Setelah beberapa waktu berjalan, hasilnya sudah mulai tampak, kala itu kalau yang semula belajar hanya anak-anak Desa Talun yang jumlahnya kurang dari 10 anak, maka dalam waktu yang tidak terlalu lama, anak-anak dari desa sekitarnya mulai berdatangan ikut belajar hingga jumlah muridnya mencapai 40 anak lebih. Dan tidak ketinggalan para orang tua mereka juga mulai ikut belajar dengan kesadaran diri mereka.
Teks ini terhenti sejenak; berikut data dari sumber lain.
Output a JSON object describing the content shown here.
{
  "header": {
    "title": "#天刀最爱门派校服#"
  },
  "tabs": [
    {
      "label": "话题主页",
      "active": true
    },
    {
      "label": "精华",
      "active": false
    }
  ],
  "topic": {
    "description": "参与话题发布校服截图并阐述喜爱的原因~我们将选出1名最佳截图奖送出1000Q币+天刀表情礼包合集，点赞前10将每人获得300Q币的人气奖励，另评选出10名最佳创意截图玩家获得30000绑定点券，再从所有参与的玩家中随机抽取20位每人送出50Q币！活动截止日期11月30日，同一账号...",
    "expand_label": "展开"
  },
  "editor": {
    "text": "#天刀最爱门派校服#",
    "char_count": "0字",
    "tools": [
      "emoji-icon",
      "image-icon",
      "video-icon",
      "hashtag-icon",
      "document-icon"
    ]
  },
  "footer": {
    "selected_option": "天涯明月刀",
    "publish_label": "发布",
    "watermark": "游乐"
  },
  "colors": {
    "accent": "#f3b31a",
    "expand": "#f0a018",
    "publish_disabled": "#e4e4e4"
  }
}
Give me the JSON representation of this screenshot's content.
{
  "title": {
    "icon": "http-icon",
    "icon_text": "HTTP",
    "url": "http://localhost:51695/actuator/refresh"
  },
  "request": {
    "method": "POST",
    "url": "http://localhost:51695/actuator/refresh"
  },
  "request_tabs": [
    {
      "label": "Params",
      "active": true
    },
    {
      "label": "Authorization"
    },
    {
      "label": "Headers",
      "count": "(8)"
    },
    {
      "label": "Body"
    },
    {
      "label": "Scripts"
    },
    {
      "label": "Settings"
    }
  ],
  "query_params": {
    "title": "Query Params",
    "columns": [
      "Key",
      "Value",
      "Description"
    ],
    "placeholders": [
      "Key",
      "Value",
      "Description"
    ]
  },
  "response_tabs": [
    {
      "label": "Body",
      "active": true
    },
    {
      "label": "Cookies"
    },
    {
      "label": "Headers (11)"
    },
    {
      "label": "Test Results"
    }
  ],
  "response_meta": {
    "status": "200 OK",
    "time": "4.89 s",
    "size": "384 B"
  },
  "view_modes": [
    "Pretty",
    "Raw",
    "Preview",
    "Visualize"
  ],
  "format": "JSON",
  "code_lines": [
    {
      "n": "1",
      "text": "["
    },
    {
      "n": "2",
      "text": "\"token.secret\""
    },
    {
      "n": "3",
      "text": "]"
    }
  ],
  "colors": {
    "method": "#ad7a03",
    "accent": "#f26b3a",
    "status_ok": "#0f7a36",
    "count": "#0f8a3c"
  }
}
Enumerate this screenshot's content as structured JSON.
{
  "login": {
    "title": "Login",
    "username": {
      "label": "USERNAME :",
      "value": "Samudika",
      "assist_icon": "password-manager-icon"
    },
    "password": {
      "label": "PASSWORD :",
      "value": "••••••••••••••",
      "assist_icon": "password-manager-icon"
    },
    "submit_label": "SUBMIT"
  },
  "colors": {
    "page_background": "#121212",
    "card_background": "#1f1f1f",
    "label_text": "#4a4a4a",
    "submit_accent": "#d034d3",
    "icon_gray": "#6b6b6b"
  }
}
Semakin lama jumlah pemeluk Islam di Desa Talun semakin bertambah sehingga musala yang ditempati kegiatan belajar-mengajar dan berjamaah salat tidak mampu menampung mereka yang jumlahnya setiap waktu terus bertambah. Kemudian dibelilah sebuah rumah oleh beliau dari kayu jati dengan ukuran yang lebih besar dan selanjutnya diwakafkan untuk masjid. Sedang musala yang digunakan tempat mengajar digunakan asrama santri putra. Sementar kegiatan belajar-mengajar masih berjalan sebagaimana biasa dan hanya ditangani sendiri oleh K.H. M. Sholeh kala itu.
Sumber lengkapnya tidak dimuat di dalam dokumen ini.